Peer assessment is still in its infancy; nevertheless a number of researchers in various disciplines are developing new techniques to address the critical issues of efficiency, fairness, and incentives. Each of the above methods (and many others that exist in the peer-grading literature) could potentially be adopted depending on course characteristics and intended outcomes. I do believe that such characteristic, to very least, must include the following:

  • Skill/knowledge transferability: Do marking skills and the knowledge of a previous topic  automatically transfer to the next topic? If so, are they sufficient?
    For example, an essay-based course may contain similar marking guidelines in all its assignments and training students once could be sufficient in transitioning students to effective peer graders.
  • Course material and structure: How are the topics that are covered in the course dependent on one another? Is the course introducing various semi-independent topics, or are the topics all contribute to building a single overarching subject.

What do you think? Have you ever used peer-assessment in your classes?

 

References

  1. Cho, K., & Schunn, C. D. (2007). Scaffolded writing and rewriting in the discipline: A web-based reciprocal peer review system.Computers & Education48(3), 409-426.
  2. Carbonara, A., Datta, A., Sinha, A., & Zick, Y. (2015) Incentivizing Peer Grading in MOOCS: an Audit Game Approach, IJCAI.
  3. Gehringer, E. F. (2001). Electronic peer review and peer grading in computer-science courses.ACM SIGCSE Bulletin33(1), 139-143.
  4. Paré, D. E., & Joordens, S. (2008).
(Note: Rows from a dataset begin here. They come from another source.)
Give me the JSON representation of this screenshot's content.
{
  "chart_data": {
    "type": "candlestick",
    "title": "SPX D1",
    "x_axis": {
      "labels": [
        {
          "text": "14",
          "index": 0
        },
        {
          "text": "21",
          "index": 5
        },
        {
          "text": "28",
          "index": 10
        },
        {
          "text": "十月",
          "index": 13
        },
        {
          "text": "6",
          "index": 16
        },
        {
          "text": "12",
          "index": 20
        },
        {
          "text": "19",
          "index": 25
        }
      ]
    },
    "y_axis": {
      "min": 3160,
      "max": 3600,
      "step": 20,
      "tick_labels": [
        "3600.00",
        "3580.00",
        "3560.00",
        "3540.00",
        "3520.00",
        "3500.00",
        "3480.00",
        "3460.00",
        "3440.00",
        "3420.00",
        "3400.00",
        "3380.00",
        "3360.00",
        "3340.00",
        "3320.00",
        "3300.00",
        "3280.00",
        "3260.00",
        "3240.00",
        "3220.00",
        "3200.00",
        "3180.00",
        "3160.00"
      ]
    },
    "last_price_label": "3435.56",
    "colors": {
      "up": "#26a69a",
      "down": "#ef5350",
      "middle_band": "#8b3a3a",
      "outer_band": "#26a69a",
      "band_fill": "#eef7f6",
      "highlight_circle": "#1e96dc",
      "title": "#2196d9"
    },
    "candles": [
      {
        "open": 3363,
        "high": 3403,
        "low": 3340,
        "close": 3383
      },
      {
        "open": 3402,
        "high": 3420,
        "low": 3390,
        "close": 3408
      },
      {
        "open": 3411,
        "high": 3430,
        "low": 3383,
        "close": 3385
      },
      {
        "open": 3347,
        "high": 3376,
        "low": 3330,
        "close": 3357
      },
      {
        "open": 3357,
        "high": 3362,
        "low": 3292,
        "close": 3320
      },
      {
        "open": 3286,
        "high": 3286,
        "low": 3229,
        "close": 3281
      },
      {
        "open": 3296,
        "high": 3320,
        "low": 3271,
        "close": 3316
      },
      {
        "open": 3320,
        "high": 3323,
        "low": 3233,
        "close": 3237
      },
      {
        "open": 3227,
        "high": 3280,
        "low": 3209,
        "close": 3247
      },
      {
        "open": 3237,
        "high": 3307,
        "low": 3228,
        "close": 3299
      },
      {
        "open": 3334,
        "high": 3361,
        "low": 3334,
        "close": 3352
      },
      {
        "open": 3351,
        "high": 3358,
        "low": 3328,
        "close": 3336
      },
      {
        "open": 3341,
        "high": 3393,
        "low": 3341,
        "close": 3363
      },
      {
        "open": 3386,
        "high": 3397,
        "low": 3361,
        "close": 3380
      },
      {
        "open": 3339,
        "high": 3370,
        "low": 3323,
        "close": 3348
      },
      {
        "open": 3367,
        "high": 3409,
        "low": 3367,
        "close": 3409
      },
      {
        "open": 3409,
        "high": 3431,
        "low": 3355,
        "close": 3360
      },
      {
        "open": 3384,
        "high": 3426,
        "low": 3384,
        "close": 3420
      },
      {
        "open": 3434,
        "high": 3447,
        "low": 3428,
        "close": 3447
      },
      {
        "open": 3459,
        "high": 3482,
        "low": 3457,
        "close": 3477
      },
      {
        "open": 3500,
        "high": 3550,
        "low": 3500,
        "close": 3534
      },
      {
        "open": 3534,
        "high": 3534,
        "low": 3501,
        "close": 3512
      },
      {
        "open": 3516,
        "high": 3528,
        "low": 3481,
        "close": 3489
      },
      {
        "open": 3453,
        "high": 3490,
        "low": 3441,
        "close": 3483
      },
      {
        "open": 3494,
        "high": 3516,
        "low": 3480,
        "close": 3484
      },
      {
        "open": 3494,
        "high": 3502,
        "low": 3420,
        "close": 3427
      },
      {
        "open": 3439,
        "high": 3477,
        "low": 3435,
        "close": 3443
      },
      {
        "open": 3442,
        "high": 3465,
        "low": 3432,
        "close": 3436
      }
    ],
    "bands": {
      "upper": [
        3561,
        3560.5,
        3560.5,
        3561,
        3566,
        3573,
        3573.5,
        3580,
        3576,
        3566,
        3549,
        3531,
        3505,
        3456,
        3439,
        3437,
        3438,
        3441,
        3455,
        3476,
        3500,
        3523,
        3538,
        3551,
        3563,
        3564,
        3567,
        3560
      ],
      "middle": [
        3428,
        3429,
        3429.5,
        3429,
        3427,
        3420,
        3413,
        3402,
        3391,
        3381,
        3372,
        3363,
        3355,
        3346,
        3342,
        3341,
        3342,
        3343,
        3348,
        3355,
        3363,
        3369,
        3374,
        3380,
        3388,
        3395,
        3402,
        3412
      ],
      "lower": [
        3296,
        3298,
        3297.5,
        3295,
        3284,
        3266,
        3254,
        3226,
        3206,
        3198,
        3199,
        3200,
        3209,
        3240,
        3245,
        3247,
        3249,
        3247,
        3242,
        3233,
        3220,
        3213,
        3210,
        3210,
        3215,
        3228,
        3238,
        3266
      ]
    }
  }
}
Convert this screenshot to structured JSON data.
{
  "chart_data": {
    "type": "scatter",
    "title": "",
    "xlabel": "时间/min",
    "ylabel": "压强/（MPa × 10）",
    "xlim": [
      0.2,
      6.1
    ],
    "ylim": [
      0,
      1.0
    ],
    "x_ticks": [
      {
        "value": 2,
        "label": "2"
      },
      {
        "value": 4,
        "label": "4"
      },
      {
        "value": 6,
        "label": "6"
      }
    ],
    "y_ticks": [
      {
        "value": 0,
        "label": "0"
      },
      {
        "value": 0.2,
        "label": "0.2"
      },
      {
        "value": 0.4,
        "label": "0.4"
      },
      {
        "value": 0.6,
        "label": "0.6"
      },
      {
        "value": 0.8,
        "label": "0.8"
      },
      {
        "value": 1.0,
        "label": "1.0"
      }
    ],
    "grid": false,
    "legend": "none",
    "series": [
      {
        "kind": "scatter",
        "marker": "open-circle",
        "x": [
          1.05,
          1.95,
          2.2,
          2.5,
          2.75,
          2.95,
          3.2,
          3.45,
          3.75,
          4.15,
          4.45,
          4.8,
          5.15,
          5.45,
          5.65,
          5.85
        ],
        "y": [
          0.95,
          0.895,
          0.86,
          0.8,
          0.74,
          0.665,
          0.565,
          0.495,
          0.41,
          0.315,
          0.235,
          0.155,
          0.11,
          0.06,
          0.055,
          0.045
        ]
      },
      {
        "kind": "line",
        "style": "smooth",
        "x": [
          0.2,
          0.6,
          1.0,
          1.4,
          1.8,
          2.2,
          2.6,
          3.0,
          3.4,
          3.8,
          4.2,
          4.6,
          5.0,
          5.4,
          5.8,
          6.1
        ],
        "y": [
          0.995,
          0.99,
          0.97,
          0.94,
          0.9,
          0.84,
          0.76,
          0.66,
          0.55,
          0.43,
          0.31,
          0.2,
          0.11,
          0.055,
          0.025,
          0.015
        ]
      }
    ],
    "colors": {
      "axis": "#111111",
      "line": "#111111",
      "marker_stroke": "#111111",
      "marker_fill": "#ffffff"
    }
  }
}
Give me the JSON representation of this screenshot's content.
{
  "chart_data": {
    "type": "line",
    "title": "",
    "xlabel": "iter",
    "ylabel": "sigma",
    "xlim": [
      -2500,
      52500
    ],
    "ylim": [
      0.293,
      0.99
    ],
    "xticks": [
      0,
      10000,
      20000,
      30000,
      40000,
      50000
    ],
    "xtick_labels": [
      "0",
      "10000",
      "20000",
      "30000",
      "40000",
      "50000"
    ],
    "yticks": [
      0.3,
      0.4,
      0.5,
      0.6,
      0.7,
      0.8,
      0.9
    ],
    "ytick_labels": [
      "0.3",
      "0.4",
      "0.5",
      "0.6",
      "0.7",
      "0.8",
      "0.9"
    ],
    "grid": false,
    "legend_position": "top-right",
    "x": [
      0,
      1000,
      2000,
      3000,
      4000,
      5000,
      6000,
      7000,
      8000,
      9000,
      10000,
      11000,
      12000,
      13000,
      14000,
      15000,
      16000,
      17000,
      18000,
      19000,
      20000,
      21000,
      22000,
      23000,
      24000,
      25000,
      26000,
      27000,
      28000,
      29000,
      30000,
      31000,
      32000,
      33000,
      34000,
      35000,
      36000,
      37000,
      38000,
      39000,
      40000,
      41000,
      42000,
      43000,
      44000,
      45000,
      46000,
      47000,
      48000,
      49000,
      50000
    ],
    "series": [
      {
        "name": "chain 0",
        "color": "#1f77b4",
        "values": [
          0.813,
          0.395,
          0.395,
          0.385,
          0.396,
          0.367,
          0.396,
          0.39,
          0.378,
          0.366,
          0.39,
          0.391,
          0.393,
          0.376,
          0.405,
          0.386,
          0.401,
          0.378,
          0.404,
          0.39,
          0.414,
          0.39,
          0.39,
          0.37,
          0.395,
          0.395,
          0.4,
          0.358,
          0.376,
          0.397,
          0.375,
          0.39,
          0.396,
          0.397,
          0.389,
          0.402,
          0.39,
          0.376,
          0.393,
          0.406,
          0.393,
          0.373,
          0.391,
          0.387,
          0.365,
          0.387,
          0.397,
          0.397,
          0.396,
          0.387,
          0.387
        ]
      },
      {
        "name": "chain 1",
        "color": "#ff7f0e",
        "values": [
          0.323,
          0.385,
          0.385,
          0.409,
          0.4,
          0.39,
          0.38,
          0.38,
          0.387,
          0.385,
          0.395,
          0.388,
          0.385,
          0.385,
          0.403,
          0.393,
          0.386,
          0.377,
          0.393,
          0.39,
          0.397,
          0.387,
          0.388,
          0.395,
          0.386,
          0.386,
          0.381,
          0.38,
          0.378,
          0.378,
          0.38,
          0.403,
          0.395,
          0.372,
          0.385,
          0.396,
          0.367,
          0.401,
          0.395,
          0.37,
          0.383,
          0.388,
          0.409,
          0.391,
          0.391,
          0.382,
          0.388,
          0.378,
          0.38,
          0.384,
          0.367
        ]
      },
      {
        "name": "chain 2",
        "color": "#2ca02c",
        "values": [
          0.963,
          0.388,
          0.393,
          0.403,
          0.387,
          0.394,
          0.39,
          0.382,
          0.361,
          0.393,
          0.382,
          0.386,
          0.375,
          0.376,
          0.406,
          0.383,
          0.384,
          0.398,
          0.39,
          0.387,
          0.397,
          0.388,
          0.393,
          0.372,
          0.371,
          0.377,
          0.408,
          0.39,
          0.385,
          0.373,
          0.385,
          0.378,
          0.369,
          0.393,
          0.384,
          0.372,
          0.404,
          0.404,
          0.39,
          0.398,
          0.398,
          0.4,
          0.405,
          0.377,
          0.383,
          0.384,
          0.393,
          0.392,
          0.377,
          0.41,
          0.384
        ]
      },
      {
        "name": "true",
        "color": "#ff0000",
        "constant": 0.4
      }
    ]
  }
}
Peering into large lectures: examining peer and expert mark agreement using peerScholar, an online peer assessment tool.Journal of Computer Assisted Learning,24(6), 526-540.
  5. Robinson, R. (2001). Calibrated Peer Review™: an application to increase student reading & writing skills.The American Biology Teacher63(7), 474-480.
  6. Wright, J. R., Thornton, C., & Leyton-Brown, K. (2015). Mechanical ta: Partially automated high-stakes peer grading. In Proceedings of the 46th ACM Technical Symposium on Computer Science Education (pp. 96-101). ACM.